Curie herself doesn't escape the consequences of her work. Her discoveries bring her the recognition she craves, but her private life erupts in personal tragedy and scandal. And she's ultimately forced to acknowledge that the new elements she discovered are making people sick.At her lowest point, she's seen not as one of France's foremost scientists. Instead she's "the dirty Pole who invented a poison that the world thought marvelous." When she succumbs to aplastic anemia after years of exposure to radioactive material, she's forced to confront the cost of her life's work.

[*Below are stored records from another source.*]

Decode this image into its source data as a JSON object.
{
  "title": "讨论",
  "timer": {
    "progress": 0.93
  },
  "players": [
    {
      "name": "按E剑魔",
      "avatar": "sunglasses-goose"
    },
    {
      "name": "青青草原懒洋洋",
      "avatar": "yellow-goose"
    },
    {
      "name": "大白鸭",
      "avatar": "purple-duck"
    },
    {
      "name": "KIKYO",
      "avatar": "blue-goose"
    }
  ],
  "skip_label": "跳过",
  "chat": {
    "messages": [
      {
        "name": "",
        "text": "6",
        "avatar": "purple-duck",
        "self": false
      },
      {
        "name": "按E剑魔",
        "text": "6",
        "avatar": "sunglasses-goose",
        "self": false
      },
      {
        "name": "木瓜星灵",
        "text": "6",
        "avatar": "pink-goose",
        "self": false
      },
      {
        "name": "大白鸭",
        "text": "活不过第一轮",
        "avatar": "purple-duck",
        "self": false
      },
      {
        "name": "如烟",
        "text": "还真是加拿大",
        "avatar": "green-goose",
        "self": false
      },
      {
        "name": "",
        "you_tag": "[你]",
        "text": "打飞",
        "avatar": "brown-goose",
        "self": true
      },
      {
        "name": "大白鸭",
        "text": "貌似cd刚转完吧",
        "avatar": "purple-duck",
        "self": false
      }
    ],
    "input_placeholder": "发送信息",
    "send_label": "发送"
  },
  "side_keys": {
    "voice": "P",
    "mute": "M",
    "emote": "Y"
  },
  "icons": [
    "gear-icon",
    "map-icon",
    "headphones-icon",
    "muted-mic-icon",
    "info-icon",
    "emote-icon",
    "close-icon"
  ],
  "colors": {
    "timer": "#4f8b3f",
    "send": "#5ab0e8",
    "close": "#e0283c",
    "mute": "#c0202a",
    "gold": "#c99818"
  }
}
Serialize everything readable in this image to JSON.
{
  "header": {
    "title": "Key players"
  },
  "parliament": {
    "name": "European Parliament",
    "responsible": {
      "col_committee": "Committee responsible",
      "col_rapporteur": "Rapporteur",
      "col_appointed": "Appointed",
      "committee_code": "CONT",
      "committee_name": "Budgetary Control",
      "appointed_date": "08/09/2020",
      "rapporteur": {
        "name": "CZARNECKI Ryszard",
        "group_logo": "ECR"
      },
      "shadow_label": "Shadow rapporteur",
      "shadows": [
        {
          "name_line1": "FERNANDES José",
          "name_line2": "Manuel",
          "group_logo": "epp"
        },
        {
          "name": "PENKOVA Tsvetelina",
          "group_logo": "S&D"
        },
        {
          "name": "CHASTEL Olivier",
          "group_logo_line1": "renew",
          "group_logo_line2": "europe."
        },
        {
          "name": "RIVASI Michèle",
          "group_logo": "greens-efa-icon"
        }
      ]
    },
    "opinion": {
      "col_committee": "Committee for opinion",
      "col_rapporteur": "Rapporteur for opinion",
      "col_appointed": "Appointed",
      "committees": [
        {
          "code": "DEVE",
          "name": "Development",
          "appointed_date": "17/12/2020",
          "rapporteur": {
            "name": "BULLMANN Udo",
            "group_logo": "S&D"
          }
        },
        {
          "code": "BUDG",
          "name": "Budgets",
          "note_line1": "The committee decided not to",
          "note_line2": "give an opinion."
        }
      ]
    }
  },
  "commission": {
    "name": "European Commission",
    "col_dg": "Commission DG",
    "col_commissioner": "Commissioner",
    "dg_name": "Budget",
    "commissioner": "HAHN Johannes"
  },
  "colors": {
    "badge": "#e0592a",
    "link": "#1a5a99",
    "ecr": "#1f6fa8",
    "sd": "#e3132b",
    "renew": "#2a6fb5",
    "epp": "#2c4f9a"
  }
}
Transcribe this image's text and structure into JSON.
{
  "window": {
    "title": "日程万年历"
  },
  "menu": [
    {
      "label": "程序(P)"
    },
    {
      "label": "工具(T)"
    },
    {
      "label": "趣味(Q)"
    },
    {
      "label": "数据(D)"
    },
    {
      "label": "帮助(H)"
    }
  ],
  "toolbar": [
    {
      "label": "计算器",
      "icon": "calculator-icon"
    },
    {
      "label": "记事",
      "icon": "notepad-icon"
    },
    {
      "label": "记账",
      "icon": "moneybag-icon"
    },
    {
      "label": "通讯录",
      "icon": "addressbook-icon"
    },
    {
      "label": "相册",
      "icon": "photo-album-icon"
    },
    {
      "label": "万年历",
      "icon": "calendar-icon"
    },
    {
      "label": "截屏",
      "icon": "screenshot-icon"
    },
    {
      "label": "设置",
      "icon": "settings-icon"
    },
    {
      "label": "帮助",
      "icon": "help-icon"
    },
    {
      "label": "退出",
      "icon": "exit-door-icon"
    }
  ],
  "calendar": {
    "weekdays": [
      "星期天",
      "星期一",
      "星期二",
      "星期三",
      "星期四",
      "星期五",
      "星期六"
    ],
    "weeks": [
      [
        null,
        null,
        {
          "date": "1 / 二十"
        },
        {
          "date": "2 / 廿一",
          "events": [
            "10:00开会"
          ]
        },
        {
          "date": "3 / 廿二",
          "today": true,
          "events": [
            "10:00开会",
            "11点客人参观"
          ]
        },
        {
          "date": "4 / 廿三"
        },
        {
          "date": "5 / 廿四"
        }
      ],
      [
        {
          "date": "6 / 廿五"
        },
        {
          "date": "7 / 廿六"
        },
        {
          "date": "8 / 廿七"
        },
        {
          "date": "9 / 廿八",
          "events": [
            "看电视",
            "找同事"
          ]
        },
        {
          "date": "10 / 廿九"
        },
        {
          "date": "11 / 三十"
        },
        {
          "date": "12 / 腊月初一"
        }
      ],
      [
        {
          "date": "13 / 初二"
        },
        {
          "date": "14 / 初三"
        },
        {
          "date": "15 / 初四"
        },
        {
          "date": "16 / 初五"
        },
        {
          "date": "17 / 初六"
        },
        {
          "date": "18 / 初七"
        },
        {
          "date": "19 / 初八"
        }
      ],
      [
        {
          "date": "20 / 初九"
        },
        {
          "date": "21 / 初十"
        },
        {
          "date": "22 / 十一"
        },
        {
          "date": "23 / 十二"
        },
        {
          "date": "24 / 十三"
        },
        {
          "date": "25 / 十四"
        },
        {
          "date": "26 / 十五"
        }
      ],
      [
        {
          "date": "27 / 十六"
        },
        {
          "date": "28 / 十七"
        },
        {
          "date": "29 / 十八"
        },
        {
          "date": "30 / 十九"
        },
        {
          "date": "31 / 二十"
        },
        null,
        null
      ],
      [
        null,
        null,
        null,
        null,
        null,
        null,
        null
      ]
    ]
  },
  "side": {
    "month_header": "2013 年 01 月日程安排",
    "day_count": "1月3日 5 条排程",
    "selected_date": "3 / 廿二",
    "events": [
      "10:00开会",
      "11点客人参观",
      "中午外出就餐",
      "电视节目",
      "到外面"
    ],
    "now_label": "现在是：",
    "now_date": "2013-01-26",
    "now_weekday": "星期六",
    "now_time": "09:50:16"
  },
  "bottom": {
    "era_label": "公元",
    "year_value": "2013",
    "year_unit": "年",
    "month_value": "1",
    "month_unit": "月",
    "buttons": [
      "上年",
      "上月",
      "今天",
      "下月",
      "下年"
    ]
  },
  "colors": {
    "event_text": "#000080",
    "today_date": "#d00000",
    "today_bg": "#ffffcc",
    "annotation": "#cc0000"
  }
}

Director Satrapi is perhaps best known as the creator of Persepolis, an autobiographical series of comics and an animated movie about her upbringing in Iran. But despite Radioactive's source material and Satrapi's background in visual art, it's an aesthetically disappointing experience. There are some striking images -- a test dummy melting in a nuclear blast, a luminous vial in Curie's dark bedroom, the desolate dreamscape she explores in her final scenes -- but they're scattered through a film that handles its extraordinary subject matter all too cautiously.

Radioactive seems engineered to sit alongside uplifting historical stories like The King's Speech and The Aeronauts (also scripted by Thorne), but its dark undercurrents make it an uneasy fit in the genre. There's no denying Marie Curie's accomplishments or her place in history, but her legacy is more complicated than Radioactive's love story.